In many ways, the Trump presidency is the culmination of Mrs. May’s vision for strictly limiting immigration. Groups that she funded shared policy proposals with Mr. Trump’s campaign, sent key staff members to join his administration and have close ties to Stephen Miller, the architect of his immigration agenda to upend practices adopted by his Democratic and Republican predecessors.
“She would have fit in very fine in the current White House,” said George Zeidenstein, whose mainstream population-control group Mrs. May supported before she shifted to anti-immigration advocacy. “She would have found a sympathetic ear with the present occupant.”
Unlike her more famous brother, the right-wing philanthropist and publisher Richard Mellon Scaife, Mrs. May largely stayed out of the public eye. A childless widow who lived alone outside Pittsburgh, she instructed associates not to reveal her philanthropic interests and in some cases even to destroy her correspondence. While her unlikely role as the quiet bursar to anti-immigration organizations has been previously reported, her motivation and engagement in the immigration issue remained largely hidden.
The New York Times, through dozens of interviews and searches of court records, government filings and archives across the country, has unearthed the most complete record of her thinking. Mrs. May’s unpublished writings reveal her evolution from an environmental-minded Theodore Roosevelt Republican — in 1972 she was the nation’s largest single donor to mainstream congressional candidates — to an ardent nativist.
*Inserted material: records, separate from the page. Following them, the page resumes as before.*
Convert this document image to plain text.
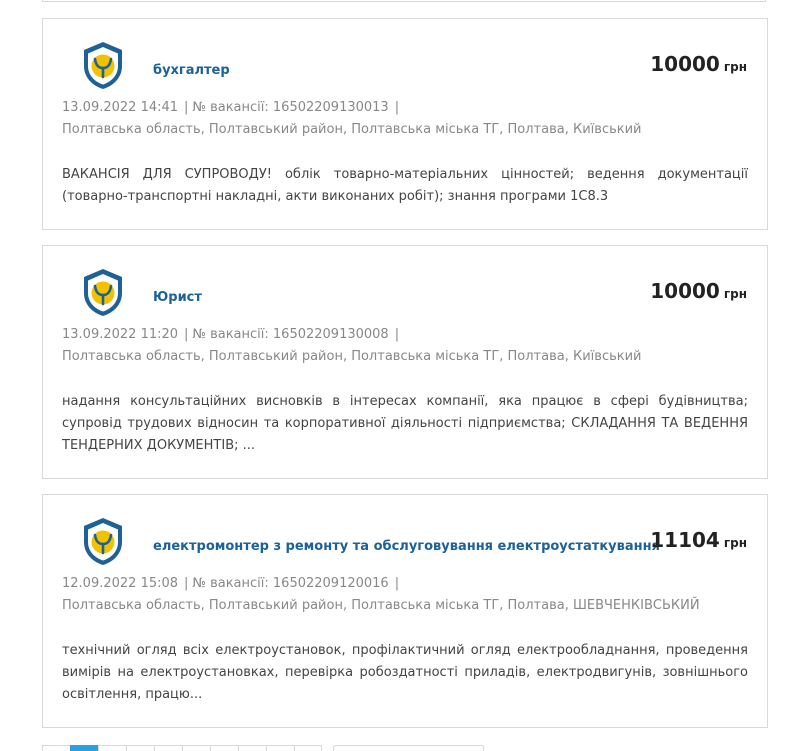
бухгалтер	10000 грн
13.09.2022 14:41 | № вакансії: 16502209130013 |
Полтавська область, Полтавський район, Полтавська міська ТГ, Полтава, Київський
ВАКАНСІЯ ДЛЯ СУПРОВОДУ! облік товарно-матеріальних цінностей; ведення документації (товарно-транспортні накладні, акти виконаних робіт); знання програми 1С8.3
Юрист	10000 грн
13.09.2022 11:20 | № вакансії: 16502209130008 |
Полтавська область, Полтавський район, Полтавська міська ТГ, Полтава, Київський
надання консультаційних висновків в інтересах компанії, яка працює в сфері будівництва; супровід трудових відносин та корпоративної діяльності підприємства; СКЛАДАННЯ ТА ВЕДЕННЯ ТЕНДЕРНИХ ДОКУМЕНТІВ; ...
електромонтер з ремонту та обслуговування електроустаткування
11104 грн
12.09.2022 15:08 | № вакансії: 16502209120016 |
Полтавська область, Полтавський район, Полтавська міська ТГ, Полтава, ШЕВЧЕНКІВСЬКИЙ
технічний огляд всіх електроустановок, профілактичний огляд електрообладнання, проведення вимірів на електроустановках, перевірка робоздатності приладів, електродвигунів, зовнішнього освітлення, працю...
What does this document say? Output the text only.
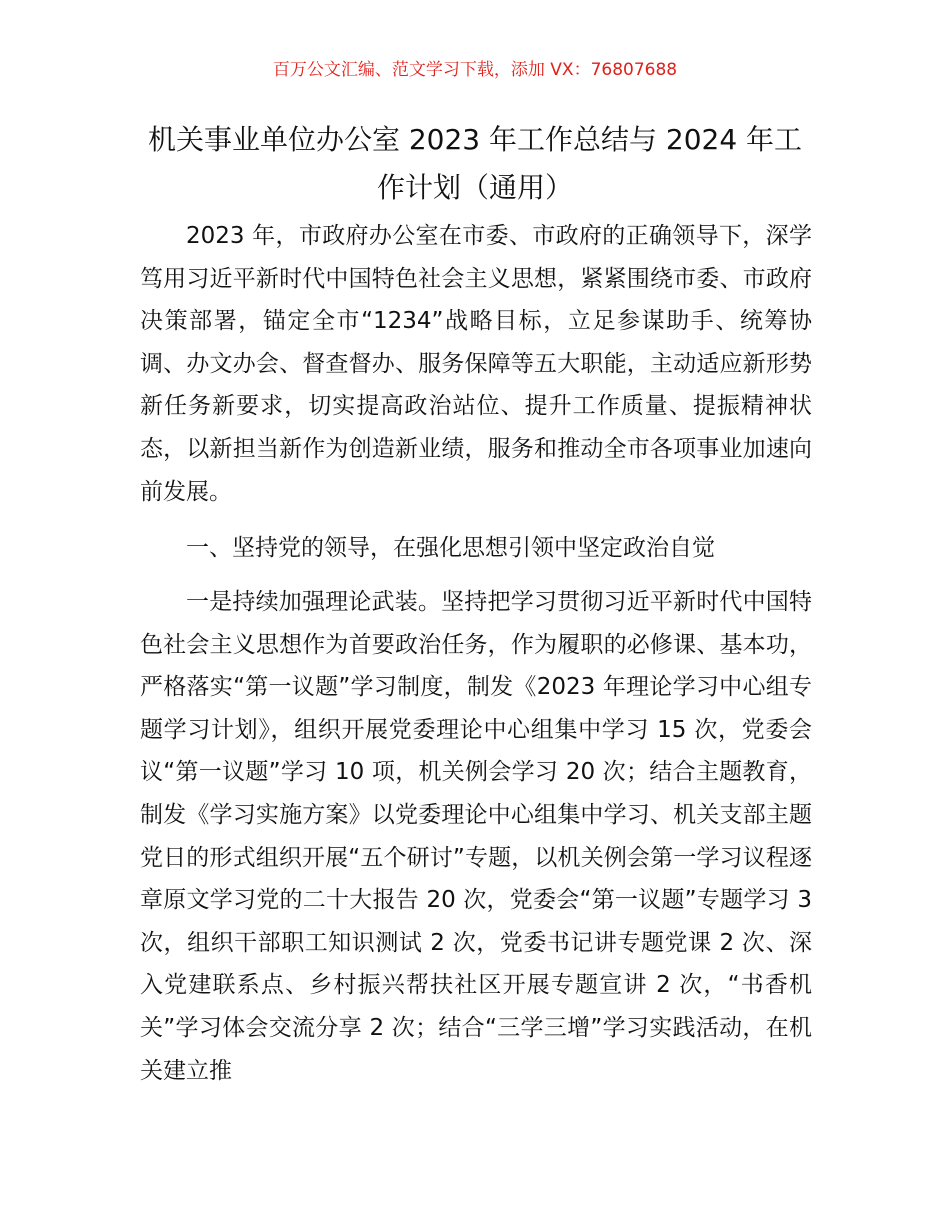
百万公文汇编、范文学习下载，添加 VX：76807688
机关事业单位办公室 2023 年工作总结与 2024 年工作计划（通用）

2023 年，市政府办公室在市委、市政府的正确领导下，深学笃用习近平新时代中国特色社会主义思想，紧紧围绕市委、市政府决策部署，锚定全市“1234”战略目标，立足参谋助手、统筹协调、办文办会、督查督办、服务保障等五大职能，主动适应新形势新任务新要求，切实提高政治站位、提升工作质量、提振精神状态，以新担当新作为创造新业绩，服务和推动全市各项事业加速向前发展。

一、坚持党的领导，在强化思想引领中坚定政治自觉

一是持续加强理论武装。坚持把学习贯彻习近平新时代中国特色社会主义思想作为首要政治任务，作为履职的必修课、基本功，严格落实“第一议题”学习制度，制发《2023 年理论学习中心组专题学习计划》，组织开展党委理论中心组集中学习 15 次，党委会议“第一议题”学习 10 项，机关例会学习 20 次；结合主题教育，制发《学习实施方案》以党委理论中心组集中学习、机关支部主题党日的形式组织开展“五个研讨”专题，以机关例会第一学习议程逐章原文学习党的二十大报告 20 次，党委会“第一议题”专题学习 3 次，组织干部职工知识测试 2 次，党委书记讲专题党课 2 次、深入党建联系点、乡村振兴帮扶社区开展专题宣讲 2 次，“书香机关”学习体会交流分享 2 次；结合“三学三增”学习实践活动，在机关建立推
Her ideological transformation presaged the Republican Party’s own shift from blue-blooded, traditional conservatism toward hard-right populism.
Chatty, handwritten notes to John D. Rockefeller III, the philanthropist Helen Clay Frick and the head of the National Audubon Society about luncheons and overseas trips gradually gave way over the years to darker exchanges with fringe figures who believed that black people were less intelligent than white people, Latino immigrants were criminals and white Americans were being displaced.